Nitro-Net.com – Internet Marketing Services – A Global Marketing Group Company
Google is beta testing a new ad extension for advertisers looking to capture leads from their text ad campaigns. Searchers can submit their information to request or download information from Google Search ads through the new lead form extension.
How it works. The lead extensions look similar to promotion extensions, displaying in a call-out box with an icon, in this case a clipboard. After you select the campaigns, you choose the call-to-action and enter extension text which can be up to 30 characters. This is what displays with the ad, as shown below.
Next, you’ll create the lead form as shown at the top of this article. The form includes a headline, business name and a description that can be up to 200 characters.
The information you can collect is limited to: Name, email, phone number and postal code.
You can customize the submission completion page that users will see after they submit the form with a description and call-to-action of either “visit website” or “download”.
Lead data can be delivered via a webhook to your customer data management or CRM system to directly receive your collected leads in real-time.
Why we should care. The ease of using lead extensions could help advertisers generate more leads from their search ads. Advertisers will want to closely monitor the quality of these leads, however.

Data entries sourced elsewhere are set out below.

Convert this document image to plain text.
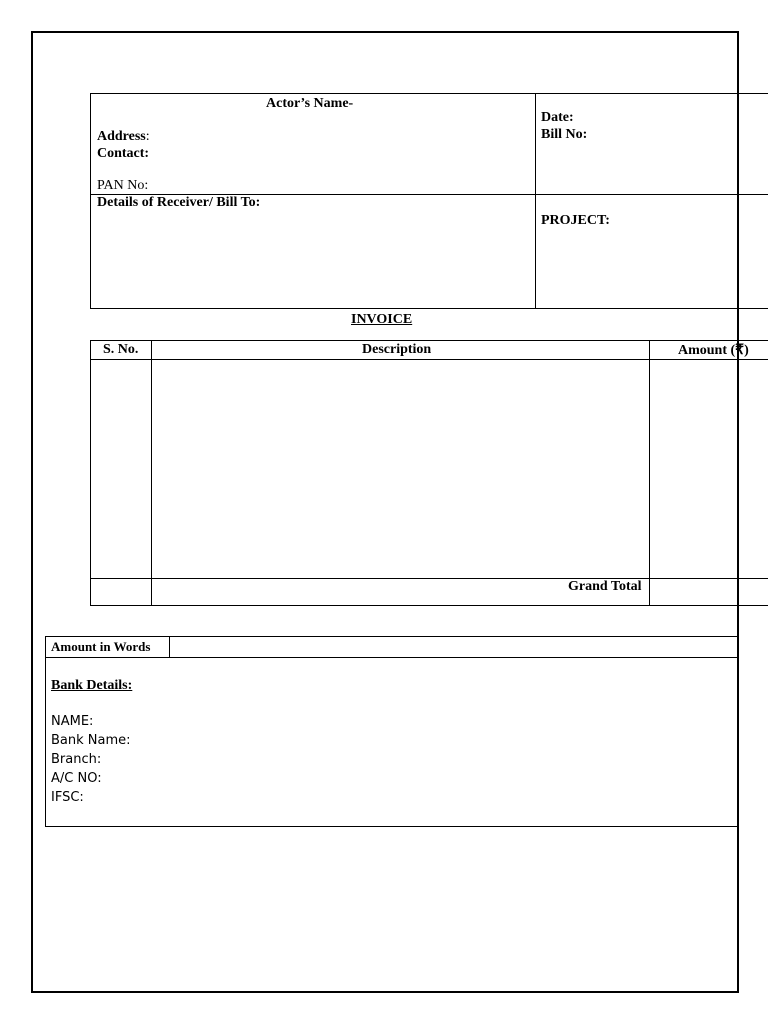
Actor’s Name-
Address:
Contact:
PAN No:
Details of Receiver/ Bill To:
Date:
Bill No:
PROJECT:
INVOICE
S. No.	Description	Amount (₹)
Grand Total
Amount in Words
Bank Details:
NAME:
Bank Name:
Branch:
A/C NO:
IFSC:
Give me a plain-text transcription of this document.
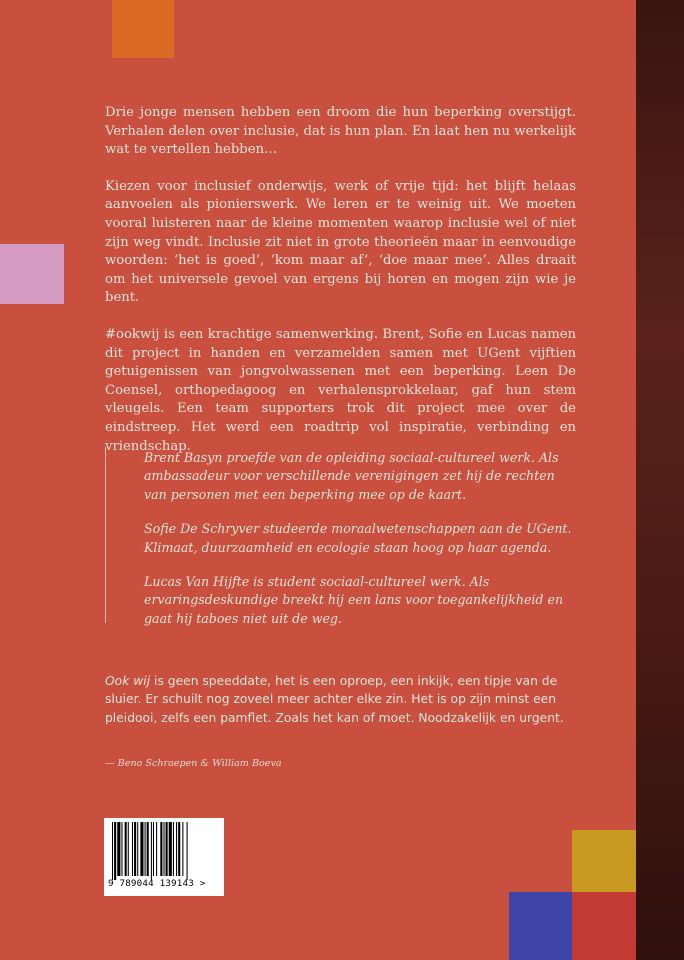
Drie jonge mensen hebben een droom die hun beperking overstijgt. Verhalen delen over inclusie, dat is hun plan. En laat hen nu werkelijk wat te vertellen hebben…

Kiezen voor inclusief onderwijs, werk of vrije tijd: het blijft helaas aanvoelen als pionierswerk. We leren er te weinig uit. We moeten vooral luisteren naar de kleine momenten waarop inclusie wel of niet zijn weg vindt. Inclusie zit niet in grote theorieën maar in eenvoudige woorden: ‘het is goed’, ‘kom maar af’, ‘doe maar mee’. Alles draait om het universele gevoel van ergens bij horen en mogen zijn wie je bent.

#ookwij is een krachtige samenwerking. Brent, Sofie en Lucas namen dit project in handen en verzamelden samen met UGent vijftien getuigenissen van jongvolwassenen met een beperking. Leen De Coensel, orthopedagoog en verhalensprokkelaar, gaf hun stem vleugels. Een team supporters trok dit project mee over de eindstreep. Het werd een roadtrip vol inspiratie, verbinding en vriendschap.

Brent Basyn proefde van de opleiding sociaal-cultureel werk. Als ambassadeur voor verschillende verenigingen zet hij de rechten van personen met een beperking mee op de kaart.

Sofie De Schryver studeerde moraalwetenschappen aan de UGent. Klimaat, duurzaamheid en ecologie staan hoog op haar agenda.

Lucas Van Hijfte is student sociaal-cultureel werk. Als ervaringsdeskundige breekt hij een lans voor toegankelijkheid en gaat hij taboes niet uit de weg.

Ook wij is geen speeddate, het is een oproep, een inkijk, een tipje van de sluier. Er schuilt nog zoveel meer achter elke zin. Het is op zijn minst een pleidooi, zelfs een pamflet. Zoals het kan of moet. Noodzakelijk en urgent.

— Beno Schraepen & William Boeva
9 789044 139143 >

This is not the first time Google has tried capturing lead data straight from search ads. In 2010, Google floated what it then called contact form extensions. Leads were sent to advertisers via email. It never came out of beta. In 2011, it tried again with cost-per-lead ads that let users submit their phone number or email in from the ad to request for more information. That never came out of alpha, it seems.
Some advertisers may balk at the limited amount of data that can be captured in the latest version of the leads form extension, but the integration of webhooks should help reduce the friction of transferring lead data to sales systems, and the new option is designed for mobile experiences.